Best Answer by DrakoTrogdor:

Fixed it by updating to the v3.8.1 RC1 firmware.  Not sure if it was due to a fix in the firmware, or if it had something to do with going from a MK2.5S to another MK2.5S firmware.

Been lurking since 2017/01/27... ԅ(≖‿≖ ;ԅ)

Posted : 20/10/2019 1:52 am
DrakoTrogdor
(@drakotrogdor)
Active Member
Topic starter answered:
RE: MK2S --> MK2.5 --> MK2.5S (today) Can't calibrate as the print head wont get off the heat-bed.

Fixed it by updating to the v3.8.1 RC1 firmware.  Not sure if it was due to a fix in the firmware, or if it had something to do with going from a MK2.5S to another MK2.5S firmware.
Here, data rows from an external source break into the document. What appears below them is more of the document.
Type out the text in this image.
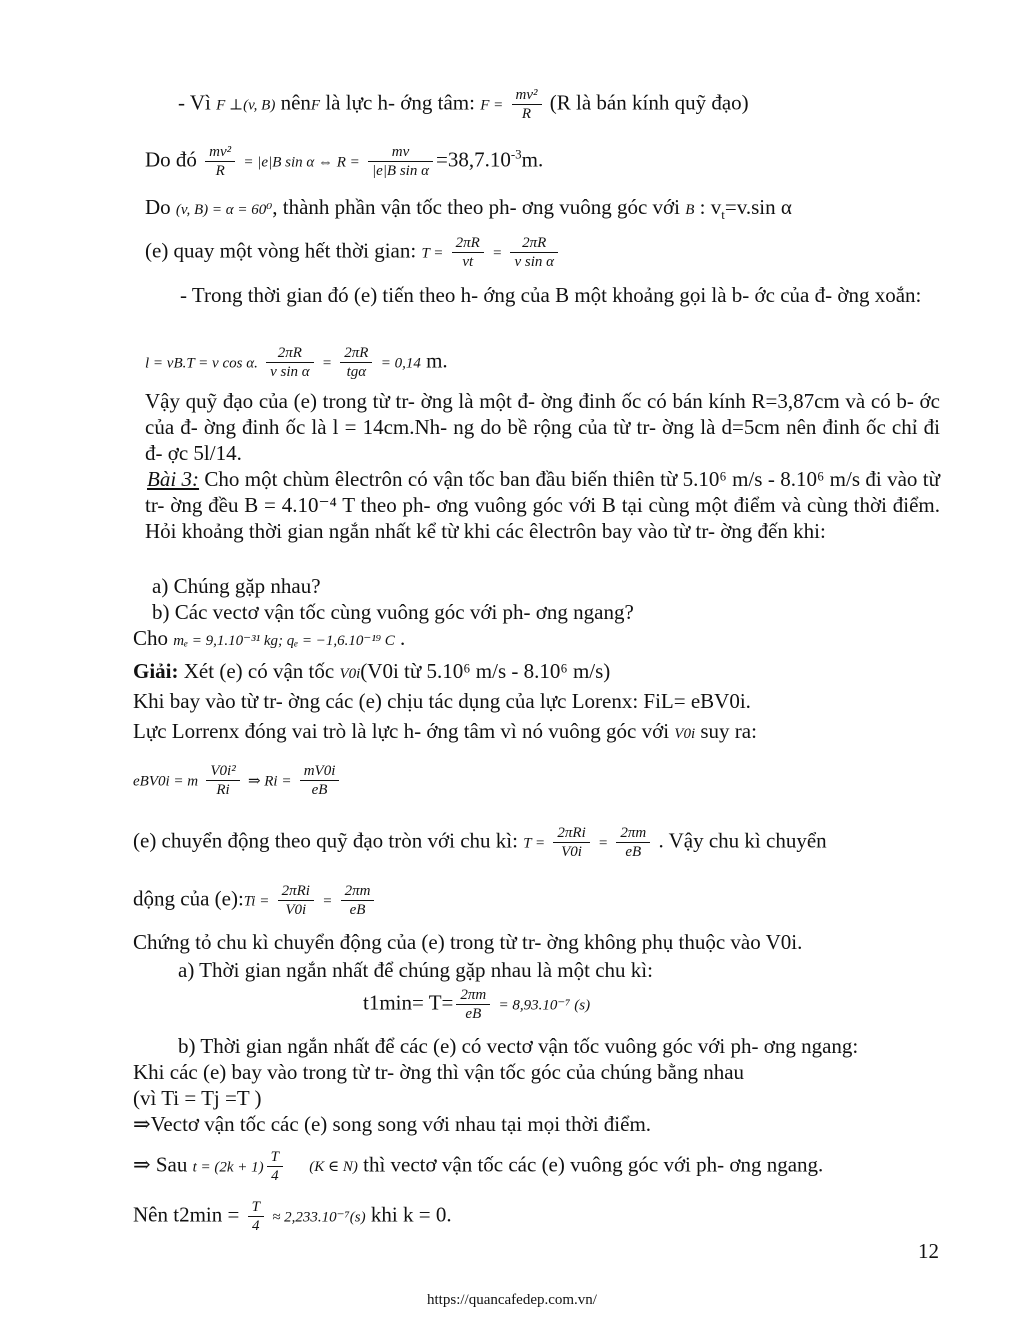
- Vì F ⊥(v, B) nênF là lực h- ớng tâm: $F = \frac{\text{mv²}}{R} (R$ là bán kính quỹ đạo)
Do đó $\frac{\text{mv²}}{R} = |e|B$ sin α ⇔ $R = \frac{mv}{\text{|e|B sin α}} =38,7.10^{-3}m$.
Do (v, B) = α = 60⁰, thành phần vận tốc theo ph- ơng vuông góc với B : $v_t=v.\sin$ α
(e) quay một vòng hết thời gian: $T = \frac{2\pi R}{vt} = \frac{2\pi R}{\text{v sin α}}$
- Trong thời gian đó (e) tiến theo h- ớng của B một khoảng gọi là b- ớc của đ- ờng xoắn:
l = vB.T = v cos α. $\frac{2\pi R}{\text{v sin α}}$ =
2πR
tgα
= 0,14 m.
Vậy quỹ đạo của (e) trong từ tr- ờng là một đ- ờng đinh ốc có bán kính R=3,87cm và có b- ớc của đ- ờng đinh ốc là l = 14cm.Nh- ng do bề rộng của từ tr- ờng là d=5cm nên đinh ốc chỉ đi đ- ợc 5l/14.
Bài 3: Cho một chùm êlectrôn có vận tốc ban đầu biến thiên từ 5.10⁶ m/s - 8.10⁶ m/s đi vào từ tr- ờng đều B = 4.10⁻⁴ T theo ph- ơng vuông góc với B tại cùng một điểm và cùng thời điểm. Hỏi khoảng thời gian ngắn nhất kể từ khi các êlectrôn bay vào từ tr- ờng đến khi:
a) Chúng gặp nhau?
b) Các vectơ vận tốc cùng vuông góc với ph- ơng ngang?
Cho mₑ = 9,1.10⁻³¹ kg; qₑ = −1,6.10⁻¹⁹ C .
Giải: Xét (e) có vận tốc V0i(V0i từ 5.10⁶ m/s - 8.10⁶ m/s)
Khi bay vào từ tr- ờng các (e) chịu tác dụng của lực Lorenx: FiL= eBV0i.
Lực Lorrenx đóng vai trò là lực h- ớng tâm vì nó vuông góc với V0i suy ra:
eBV0i = m $\frac{\text{V0i²}}{Ri}$ ⇒ $Ri = \frac{mV0i}{eB}$
(e) chuyển động theo quỹ đạo tròn với chu kì: T =
2πRi
V0i
= $\frac{2\pi m}{eB}$ . Vậy chu kì chuyển
dộng của (e):Ti =
2πRi
V0i
= $\frac{2\pi m}{eB}$
Chứng tỏ chu kì chuyển động của (e) trong từ tr- ờng không phụ thuộc vào V0i.
a) Thời gian ngắn nhất để chúng gặp nhau là một chu kì:
$t1\min= T= \frac{2\pi m}{eB} = 8,93.10^{-7}$ (s)
b) Thời gian ngắn nhất để các (e) có vectơ vận tốc vuông góc với ph- ơng ngang:
Khi các (e) bay vào trong từ tr- ờng thì vận tốc góc của chúng bằng nhau
(vì Ti = Tj =T )
⇒Vectơ vận tốc các (e) song song với nhau tại mọi thời điểm.
⇒ Sau $t = (2k + 1) \frac{T}{4} (K$ ∈ N) thì vectơ vận tốc các (e) vuông góc với ph- ơng ngang.
Nên $t2\min = \frac{T}{4} \approx 2,233.10^{-7}(s)$ khi k = 0.
12
https://quancafedep.com.vn/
Been lurking since 2017/01/27... ԅ(≖‿≖ ;ԅ)

Posted : 20/10/2019 4:48 am
4estGimp
(@4estgimp)
Active Member
RE: MK2S --> MK2.5 --> MK2.5S (today) Can't calibrate as the print head wont get off the heat-bed.
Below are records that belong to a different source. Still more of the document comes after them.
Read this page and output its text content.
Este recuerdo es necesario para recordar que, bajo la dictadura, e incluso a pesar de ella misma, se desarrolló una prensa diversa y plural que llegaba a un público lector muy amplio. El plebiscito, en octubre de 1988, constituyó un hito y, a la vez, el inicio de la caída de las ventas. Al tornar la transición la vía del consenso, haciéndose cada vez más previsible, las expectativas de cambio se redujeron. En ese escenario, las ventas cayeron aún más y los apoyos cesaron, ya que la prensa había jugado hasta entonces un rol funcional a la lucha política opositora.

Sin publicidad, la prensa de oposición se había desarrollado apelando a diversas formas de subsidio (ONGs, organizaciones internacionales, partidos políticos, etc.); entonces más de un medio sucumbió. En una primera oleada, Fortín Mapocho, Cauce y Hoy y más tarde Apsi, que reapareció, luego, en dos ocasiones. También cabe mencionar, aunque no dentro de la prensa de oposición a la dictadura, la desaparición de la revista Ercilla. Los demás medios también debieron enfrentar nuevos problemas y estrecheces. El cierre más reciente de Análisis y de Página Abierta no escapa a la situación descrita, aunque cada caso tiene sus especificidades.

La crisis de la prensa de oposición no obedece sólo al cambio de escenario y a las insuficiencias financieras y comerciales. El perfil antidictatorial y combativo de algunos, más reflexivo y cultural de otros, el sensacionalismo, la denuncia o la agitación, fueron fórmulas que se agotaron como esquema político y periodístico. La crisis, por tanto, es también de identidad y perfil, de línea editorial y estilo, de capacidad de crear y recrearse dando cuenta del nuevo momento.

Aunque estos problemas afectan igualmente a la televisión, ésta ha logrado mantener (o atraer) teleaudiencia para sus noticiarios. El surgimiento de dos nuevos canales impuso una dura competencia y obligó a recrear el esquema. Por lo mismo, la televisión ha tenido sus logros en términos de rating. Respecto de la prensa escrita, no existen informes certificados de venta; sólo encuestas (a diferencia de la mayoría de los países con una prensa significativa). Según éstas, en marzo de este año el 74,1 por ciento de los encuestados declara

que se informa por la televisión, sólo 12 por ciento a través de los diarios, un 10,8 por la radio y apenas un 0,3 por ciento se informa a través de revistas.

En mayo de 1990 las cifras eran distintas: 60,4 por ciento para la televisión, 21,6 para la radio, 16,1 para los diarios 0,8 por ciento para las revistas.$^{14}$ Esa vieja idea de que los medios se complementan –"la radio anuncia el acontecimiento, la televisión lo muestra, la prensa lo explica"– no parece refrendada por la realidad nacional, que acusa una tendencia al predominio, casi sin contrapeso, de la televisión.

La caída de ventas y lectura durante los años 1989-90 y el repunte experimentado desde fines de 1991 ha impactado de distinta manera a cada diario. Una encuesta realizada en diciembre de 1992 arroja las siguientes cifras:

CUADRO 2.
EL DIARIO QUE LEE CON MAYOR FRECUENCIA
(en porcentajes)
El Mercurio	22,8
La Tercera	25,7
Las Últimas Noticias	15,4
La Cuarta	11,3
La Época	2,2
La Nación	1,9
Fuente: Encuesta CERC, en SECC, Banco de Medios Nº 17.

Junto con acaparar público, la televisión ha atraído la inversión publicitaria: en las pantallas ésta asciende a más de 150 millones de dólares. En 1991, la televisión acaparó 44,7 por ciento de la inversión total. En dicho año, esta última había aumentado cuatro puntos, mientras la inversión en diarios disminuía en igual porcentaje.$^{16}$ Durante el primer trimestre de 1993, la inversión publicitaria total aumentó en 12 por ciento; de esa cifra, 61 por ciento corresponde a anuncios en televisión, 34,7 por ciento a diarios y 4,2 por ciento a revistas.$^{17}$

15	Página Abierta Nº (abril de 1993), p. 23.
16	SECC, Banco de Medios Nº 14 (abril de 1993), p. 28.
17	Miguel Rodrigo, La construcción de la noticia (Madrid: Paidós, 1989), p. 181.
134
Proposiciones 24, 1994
I'm jumping in here as I've also upgraded from MK2 all the up to MK2.5S (at one time).   It was unusable with 2.7.2, and 2.8.0 firmware but is now.... almost acceptable with 2.8.1.  However, the extruder still takes several trips to the edge of the print bed and deposits a bit of filament upon return to the print item.  Have you experienced this?  Am I just a newb who doesn't know a standard setting to toggle in Prusaslicer?  Is this something just to edit in the gcode?
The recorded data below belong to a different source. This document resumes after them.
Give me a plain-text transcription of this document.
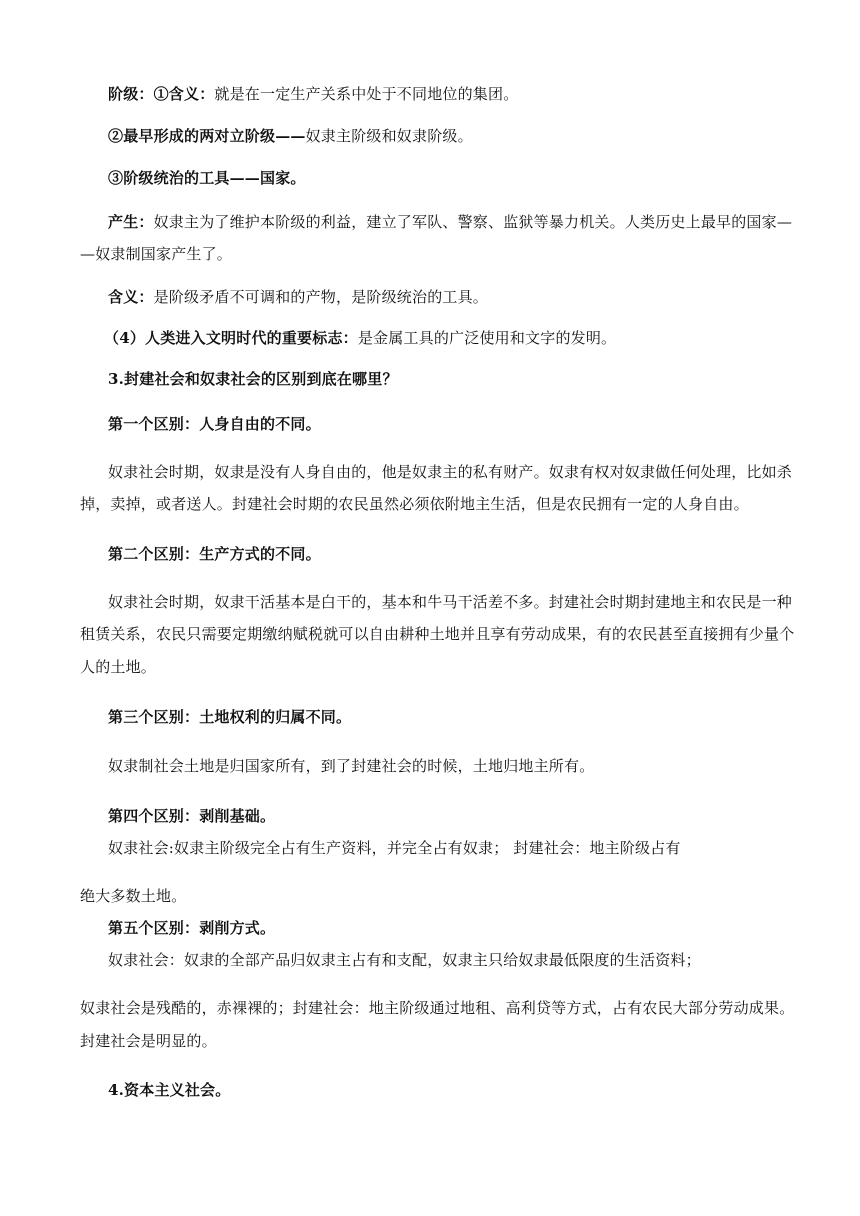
阶级：①含义：就是在一定生产关系中处于不同地位的集团。
②最早形成的两对立阶级——奴隶主阶级和奴隶阶级。
③阶级统治的工具——国家。
产生：奴隶主为了维护本阶级的利益，建立了军队、警察、监狱等暴力机关。人类历史上最早的国家—
—奴隶制国家产生了。
含义：是阶级矛盾不可调和的产物，是阶级统治的工具。
（4）人类进入文明时代的重要标志：是金属工具的广泛使用和文字的发明。
3.封建社会和奴隶社会的区别到底在哪里？
第一个区别：人身自由的不同。
奴隶社会时期，奴隶是没有人身自由的，他是奴隶主的私有财产。奴隶有权对奴隶做任何处理，比如杀
掉，卖掉，或者送人。封建社会时期的农民虽然必须依附地主生活，但是农民拥有一定的人身自由。
第二个区别：生产方式的不同。
奴隶社会时期，奴隶干活基本是白干的，基本和牛马干活差不多。封建社会时期封建地主和农民是一种
租赁关系，农民只需要定期缴纳赋税就可以自由耕种土地并且享有劳动成果，有的农民甚至直接拥有少量个
人的土地。
第三个区别：土地权利的归属不同。
奴隶制社会土地是归国家所有，到了封建社会的时候，土地归地主所有。
第四个区别：剥削基础。
奴隶社会:奴隶主阶级完全占有生产资料，并完全占有奴隶； 封建社会：地主阶级占有
绝大多数土地。
第五个区别：剥削方式。
奴隶社会：奴隶的全部产品归奴隶主占有和支配，奴隶主只给奴隶最低限度的生活资料；
奴隶社会是残酷的，赤裸裸的；封建社会：地主阶级通过地租、高利贷等方式，占有农民大部分劳动成果。
封建社会是明显的。
4.资本主义社会。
The pics from top to bottom are Firmware 2.7.2 ( I think), 2.8.0, 2.8.0, and 2.8.1.

Posted : 25/10/2019 12:32 am
4estGimp
(@4estgimp)
Active Member
RE: MK2S --> MK2.5 --> MK2.5S (today) Can't calibrate as the print head wont get off the heat-bed.

Bah - those firmware revisions should all start with "3", not "2". 

Posted : 25/10/2019 12:49 am
DrakoTrogdor
(@drakotrogdor)
Active Member
Topic starter answered:
RE: MK2S --> MK2.5 --> MK2.5S (today) Can't calibrate as the print head wont get off the heat-bed.

@harmon-l

I've also noted a lot of stringing and blobbing since upgrading, but I'm not sure if it's my filament or the printer.  When I get a chance I'm going to put my filament through my dehydrator and see if it helps.  I did increase the retraction a bit, and lowered the temp 5 degrees until I get off my butt to change out the current filament, and it has seemed to help.  The few prints I did get out I took an exacto knife, heat gun and needle file to in order to get rid of the blobs and strings.

Printable Scenery Deadly Traps on Original Prusa i3 MK2.5S

Stringing can be seen on the spikes and teeth.  there are also blobs on the teeth, and there is weird z-banding on the saw blade, but it might have to do with being printed at same time as the hungry maw.